= Africa50 =

Infrastructure investment platform

Africa50 is an infrastructure investment platform that was founded by the African Development Bank (AfDB) and African states.

== History ==
It was conceived after a 2012 declaration by African heads of state as part of the Program for Infrastructure Development in Africa (PIDA) that called for innovative solutions to facilitate infrastructure delivery. Africa50 was ratified by African Finance Ministers in May 2013, and its headquarters were launched in Casablanca, Morocco in September 2014. Its Constitutive General Assembly of founding shareholders took place in July 2015 in Casablanca, with around $700 million in initial capital subscriptions from 20 African states and the AfDB. 90% of the financial pledges were earmarked for project financing and the remainder for project development.

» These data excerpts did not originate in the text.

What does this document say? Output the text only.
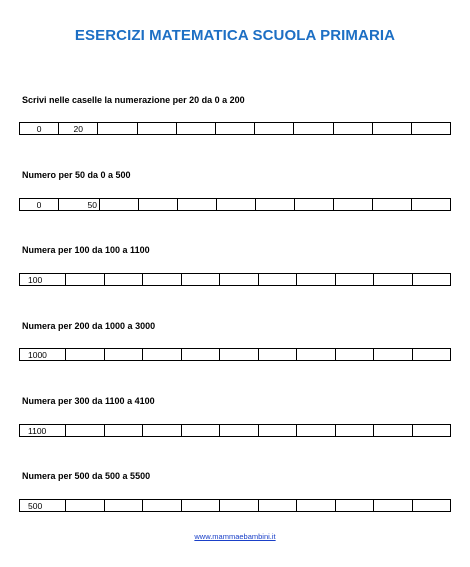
ESERCIZI MATEMATICA SCUOLA PRIMARIA
Scrivi nelle caselle la numerazione per 20 da 0 a 200
0	20
Numero per 50 da 0 a 500
0	50
Numera per 100 da 100 a 1100
100
Numera per 200 da 1000 a 3000
1000
Numera per 300 da 1100 a 4100
1100
Numera per 500 da 500 a 5500
500
www.mammaebambini.it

At the first Shareholders Meeting in July 2016 two more African states and two central banks joined Africa50, and at the second Shareholders Meeting in September 2017 two more states joined, bringing the total to 25, and committed capital to over $800 million. The member countries are: Benin, Burkina Faso, Cameroon, Democratic Republic of Congo, Djibouti, Egypt, Gabon, Gambia, Ghana, Guinea, Ivory Coast, Kenya, Madagascar, Malawi, Mali, Mauritania, Morocco, Niger, Nigeria, Republic of Congo, Senegal, Sierra Leone, Sudan, Togo and Tunisia.

== Functions ==
Africa50 uses equity investments to catalyze public sector and private sector capital into viable projects. Its primary sectors are energy and transport, but other sectors such as water, sanitation and IT are also considered. Projects should have a development impact in the host country while also offering a financial return. It has separate Project Development and Project Finance divisions and can thus work on the entire project cycle.

== Projects ==
Africa50's first investment was in December 2016, with Scatec Solar and Norfund, for development of a 100 MWDC solar power plant in Jigawa state, Nigeria. The total project cost will be about $150 million, with operations to start in 2018. Its second investment was with the same partners in six solar plants totaling 400 MWDC in Benban, Egypt. Total project cost will be about $450 million. Financial close was reached on October 27, 2017. Operations should start in early 2019. The third project, signed in September 2017, is with the state electricity company of Senegal - Senelec - for a 120 MW power plant that will run on fuel oil but can be converted to natural gas once Senegal's reserves become available. Africa50 will assist Senelec to select the developer and mobilise financing.

== Management ==
Alain Ebobissé is CEO of Africa50 and Carole Wamuyu Wainaina is COO. The Chairman of the Board of Directors is Akinwumi Adesina, President of the African Development Bank.